Single by John Wesley Ryles

from the album Kay
- B-side: "Come On Home" (1968 version); "Next Time" (re-release);
- Released: 1968
- Genre: Country
- Length: 3:41
- Label: Columbia (1968) Dot (1978)
- Songwriter: Hank Mills
- Producer: George Richey (1968) Johnny Morris (1978)

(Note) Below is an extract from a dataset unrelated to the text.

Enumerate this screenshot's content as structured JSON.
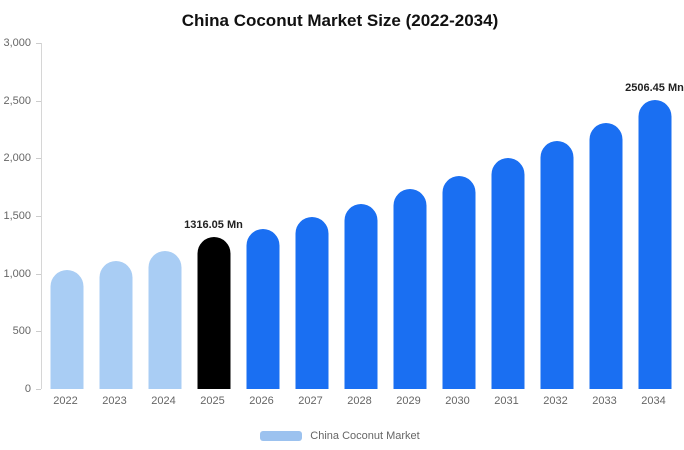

John Wesley Ryles singles chronology
|  | "Kay" (1968) | "Heaven Below" (1969) |

= Kay (song) =

1968 song by John Wesley Ryles

"Kay" is a song written by Hank Mills and recorded by American country music artist John Wesley Ryles. It was released in late 1968 by Columbia Records as Ryles' debut single. "Kay," recorded and released while Ryles was still a teenager, began a string of country music hits for him that would continue into the 1980s.

==Content==
"Kay" is about a taxicab driver in Nashville, Tennessee. He sold everything he owned to bring the woman he has loved and been with for years from Houston to Nashville, where she is becoming a star and moving beyond needing him. It is a song full of feelings and sadness. The song describes some of the people that he carries. Among them are soldiers from Fort Campbell who tell him that they "hate that war in Vietnam". This line has been cited as an example of the anti-war movement's presence in country music in the late 1960s.

==Chart performance==
Ryles' original version of "Kay" spent 17 weeks on the Hot Country Songs charts, peaking at number 9. It also reached number 83 on the Billboard Hot 100. Ryles re-recorded it for ABC Records in 1978, including this version on his album Shine on Me.

===Original version===

| Chart (1968–69) | Peak position |
|---|---|
| U.S. Billboard Hot Country Singles | 9 |
| U.S. Billboard Hot 100 | 83 |
| Canadian RPM Country Tracks | 6 |
| Canadian RPM Top Singles | 88 |

===Re-release===

| Chart (1978) | Peak position |
|---|---|
| U.S. Billboard Hot Country Singles | 50 |
| Canadian RPM Country Tracks | 55 |

==Other versions==
Daryle Singletary covered the song as a duet with Ryles on his 2002 album That's Why I Sing This Way.